Gracie turned to find Dylan standing in the bathroom doorway, wearing a towel around his neck and nothing else. “More bad news? Is it David?”

“No.” She told him about Henry.

He rested his hands on the ends of his towel, sending muscles bulging everywhere. “Did Clay say it was an accident?”

“No.” Pulling her gaze from his well-defined pecs and abs and growing erection, she bit her lip. Focus. “Do you think it was?”

“No. I think Henry was a slimy bastard who tried to pull that blackmail scam on the wrong person.”

He toweled off and rummaged through his suitcase for clean clothes. His muscles rippled and stretched in interesting ways. The va-va-voom impact his nakedness had on her was amazing. She’d never known a man so beautiful and comfortable in his own skin.

“Like who?” She tried to continue the conversation, but his body held her interest like a four-alarm fire to a pyromaniac. She traced her fingers down his bare rib cage. “Whoever killed Clay’s mother?”

“Maybe.” He tossed his jeans aside, turned toward her, and circled her waist with his hands.

“But that was a long time ago.” She planted kisses at the corner of his mouth, first one side and then the other. “Why wait to try something like that until now?”

“Who says he waited?”

He slipped his hand inside her robe to palm her breast and toy with an eager nipple. Her breath hitched as desire slammed through her in a white-hot spiral.

“He might have been blackmailing someone all along,” Dylan said. “With the discovery of Lana’s body, he raised the stakes.”

“And now he’s dead. We may never know.” Gracie surrendered her concentration to his actions rather than his words.

Lifting her mouth to his, she abandoned the conversation. Dylan filled her mouth with his tongue. She rubbed against him, creating an erotic friction that begged for more. Pressing her hips to his, Gracie tightened her grip on his shoulders and wrapped a leg around his thigh. Cupping her bottom in his hands, he lifted her up and stepped toward the bed.

“We can do this.” Leaning her neck to the side as he kissed her shoulder, she caught sight of the clock. “If we hurry.”

“Why hurry?” Dylan lowered her to the mattress. “Uncle Arthur will wait.”

Gracie stiffened in his arms. “Uncle Arthur! Oh, my God, your Uncle Arthur.” She pushed him away and pulled the edges of her robe together. “What are you doing? Let me up. I’m not keeping your Uncle Arthur waiting so we can have a quickie.

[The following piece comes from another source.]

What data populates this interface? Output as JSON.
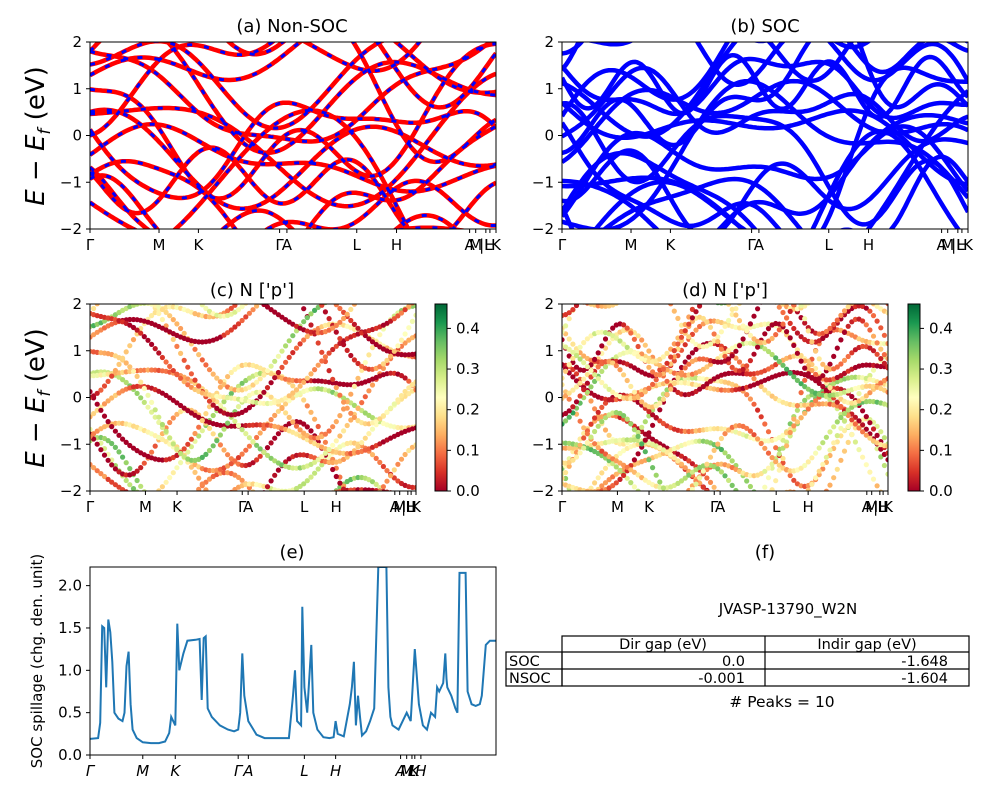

No telling what he already thinks of me.”

“Hey, you started this.” Dylan stared down at his erect soldier and groaned. “This isn’t just about the sex and you know it.”

“I know I started it, and I don’t know what it’s about any more. I’m sorry, but we can’t finish it now. We can’t even finish talking about it now.” She retreated to the bathroom. Her hands trembled as she squeezed toothpaste onto her toothbrush. “I need to get dressed, or it’ll be noon before I get to the hospital.

“Gracie...”

“Yes?” She looked at his reflection beside hers in the mirror. Toothpaste foam rimmed her mouth, making her resemble a mad dog.

“Eventually we’ll get back to the subject we were talking about before Uncle Arthur called, you know.”

She bent at the waist to rinse and spit, and not, as it may have seemed, because she was unable to meet his eyes any longer. “Unprotected sex? The baby? That subject?”

“Right. The sixty-percent possibility of a baby.” His breath tickled her neck as he stepped closer to her, pressing against her back. Her knees weakened as he reached a hand around to rub her tummy, as if a baby nestled there already, a fait accompli instead of a scientific odd’s-on favorite.

Even favorites didn’t always pay off, though, and she was pretty sure this one wouldn’t. She crossed her fingers.

“If the possibility becomes a reality, you’ll let me know.”

She swallowed hard, reluctant to think beyond this moment to a terrifying, miraculous day when she might give birth to his child. “Why? What would you want to do about it?”

“Consider our options,” he said with a crooked version of that heart-stopping grin.

Chapter Twenty-eight

Gracie had left her car at the church the night before. Planning to retrieve it after breakfast, she rode into town with Dylan. For once, she had little to say and that gave him plenty of time to think.